2021 Predictions and Trends for Ad Spend Over the Holiday Season

2021 Predictions and Trends for Ad Spend Over the Holiday Season
With the holiday season upon us, holiday shopping is good news for the whole economy. Traditionally the busiest and most profitable time of year for many industries, last year they took a hit due to the pandemic. While it caused significant disruption to overall consumer spending and advertisers' budgets leaving some industries devastated, the fast-tracking of technology, enabled other industries to stand firm. So, while holiday shopping may look different from pre-pandemic times, the season of spending returns. 

To help publishers and advertisers better understand this year's holiday-shopping landscape, we've pulled data from our demand partners for October 2019 to 2021. We're taking a look at the share of ad spend and impressions in six top industry verticals to assess how they responded and predict trends for the upcoming holiday season.


Food and Alcohol

We saw the biggest drop in the share of ad spend and impressions for the food and alcohol industry in 2020, compared to the other sectors we looked at. With no vaccines and lockdown in place, people were not going out, and there were no holiday parties. Now spending has recovered and is doing better than in 2019. Businesses expect customers to host more holiday gatherings this year, with bigger spreads of food for friends and family. 

While we saw a considerable drop, 29% in ad spend share from 2019 to 2020, this industry is also experiencing the best recovery. There was an increase of 47% in the share of ad spend in 2021 compared to last year, surpassing 2019 levels. Unable to enjoy the holidays together last year, it's clear that this year people are keen to eat, drink, and be merry.

Ad Spend Share by Vertical


Tech surged last year, and other than politics with high ad spend due to the elections, there was a significant jump in both impressions and ad spend. Again, this follows the change in consumer behaviors over the pandemic, with people working remotely from home. Since the vaccines and return to the "new normal," there has been a drop, however, it still remains much higher than the pre-pandemic levels of 2019. 

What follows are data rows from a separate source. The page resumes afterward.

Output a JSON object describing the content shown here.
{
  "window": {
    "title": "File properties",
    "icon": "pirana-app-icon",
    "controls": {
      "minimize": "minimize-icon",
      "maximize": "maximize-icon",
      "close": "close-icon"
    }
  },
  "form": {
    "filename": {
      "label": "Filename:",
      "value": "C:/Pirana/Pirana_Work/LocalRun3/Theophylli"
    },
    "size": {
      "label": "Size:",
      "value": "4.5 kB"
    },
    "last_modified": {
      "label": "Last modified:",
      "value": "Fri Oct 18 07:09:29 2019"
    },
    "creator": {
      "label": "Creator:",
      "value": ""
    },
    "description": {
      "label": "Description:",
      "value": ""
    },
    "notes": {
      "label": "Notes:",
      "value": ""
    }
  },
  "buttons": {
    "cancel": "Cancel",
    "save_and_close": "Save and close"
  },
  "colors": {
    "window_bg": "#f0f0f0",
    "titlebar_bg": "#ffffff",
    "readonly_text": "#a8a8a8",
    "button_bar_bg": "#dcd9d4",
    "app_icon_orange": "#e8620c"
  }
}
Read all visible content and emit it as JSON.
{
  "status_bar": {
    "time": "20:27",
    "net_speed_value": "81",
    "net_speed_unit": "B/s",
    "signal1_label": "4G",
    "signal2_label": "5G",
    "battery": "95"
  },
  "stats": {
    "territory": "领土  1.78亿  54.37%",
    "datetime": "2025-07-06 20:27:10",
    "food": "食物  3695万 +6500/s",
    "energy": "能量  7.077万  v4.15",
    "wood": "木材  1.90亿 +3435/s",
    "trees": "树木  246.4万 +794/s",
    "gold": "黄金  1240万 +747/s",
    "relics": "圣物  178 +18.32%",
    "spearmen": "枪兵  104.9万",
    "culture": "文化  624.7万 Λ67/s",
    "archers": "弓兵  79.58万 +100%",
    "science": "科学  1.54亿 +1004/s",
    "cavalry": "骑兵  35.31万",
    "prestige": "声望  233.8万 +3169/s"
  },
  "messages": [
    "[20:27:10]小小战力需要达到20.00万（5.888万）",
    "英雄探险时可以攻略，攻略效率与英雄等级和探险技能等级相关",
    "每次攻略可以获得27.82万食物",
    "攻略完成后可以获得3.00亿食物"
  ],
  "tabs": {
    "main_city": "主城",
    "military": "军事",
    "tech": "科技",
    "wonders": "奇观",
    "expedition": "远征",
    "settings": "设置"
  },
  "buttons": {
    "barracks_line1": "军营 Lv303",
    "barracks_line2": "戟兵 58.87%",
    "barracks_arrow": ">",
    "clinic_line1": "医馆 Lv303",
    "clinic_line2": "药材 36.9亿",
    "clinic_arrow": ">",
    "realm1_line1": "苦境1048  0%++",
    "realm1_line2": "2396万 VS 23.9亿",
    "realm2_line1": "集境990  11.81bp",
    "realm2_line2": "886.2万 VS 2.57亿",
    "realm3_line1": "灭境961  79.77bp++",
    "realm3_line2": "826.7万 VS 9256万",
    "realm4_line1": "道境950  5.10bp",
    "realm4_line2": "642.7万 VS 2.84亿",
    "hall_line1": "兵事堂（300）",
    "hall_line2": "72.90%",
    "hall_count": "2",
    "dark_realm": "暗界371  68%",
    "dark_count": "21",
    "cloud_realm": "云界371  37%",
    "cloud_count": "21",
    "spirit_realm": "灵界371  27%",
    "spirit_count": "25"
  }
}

For impressions, we saw a 56% increase in 2020 compared to 2019, and ad spend was similar, with a rise of 46%. At the same time, they dropped by around a third for impressions and a quarter for ad spend, but are still higher in comparison to 2019, between 30- 35% for impressions and ad spend. The industry is holding firm and perhaps changed forever, as we expect continued growth in the sector.  


Automotive digital advertising had been on the rise in the years leading up to the pandemic. Even as Covid hit last year, digital ad spend increased by 22 percent. Automotive advertisers have evolved from relying heavily on linear television and its declining reach to programmatic advertising to reach larger audiences on auto shopping sites and other digital destinations.

We saw little change from 2019 to 2020 for share of impressions, with only a 3% drop. Whereas the share of ad spend was up 18%. However, this year the numbers have taken a nosedive, dropping by two-thirds for both share of ad spend and impressions compared to 2020. Automakers and dealers plan to spend less on advertising this holiday season, following a year of supply chain disruptions. Some auto dealerships have been left with roughly one-third of their normal inventory levels, leaving little reason for brands to pay out for holiday ads. 

Ad Impression Share by Vertical


Also, referred to as the "Golden Quarter," for many retailers, holiday shopping is when they make the majority of their annual revenue. While the retail sector took a big hit last year, struggling under declining sales, retailers are getting ready to go head-to-head as they keep up with the strong projections this Black Friday through New Year's Eve cycle, and ad budgets are set to see a return to pre-pandemic days. 

Our data mirrors this trend, as we saw both the share of ad spend and impressions dropped by 25% in 2020. However, this year's levels bounced back to those seen in 2019. It is no surprise that this is a similar pattern to the food and alcohol industry. When it comes to holiday shopping, the two go hand in hand, as people shop for parties, family get-togethers, and presents. 

This has resulted in a quick recovery for the retail industry, as businesses prepare to greet more customers in-store, with bustling shopping centers and trips to see Santa.  

Key Takeaways

While the pandemic caused an immediate pullback in ad budgets in 2020, following a review of our data we're predicting a healthy demand over the 2021 holidays for many industries, with the food, tech, and retail industries looking forward to solid ad spend. 

Global supply chain disruptions have prompted inventory issues across multiple categories; meaning automotive advertising is down this year, due to a shortage in supply. But publishers and advertisers should be prepared as we head into the thick of the holiday season; the National Retail Federation says it anticipates nearly 2 million more people will shop from Thanksgiving Day through Cyber Monday alone. So make sure you have the video content brands want to appear next to and users love.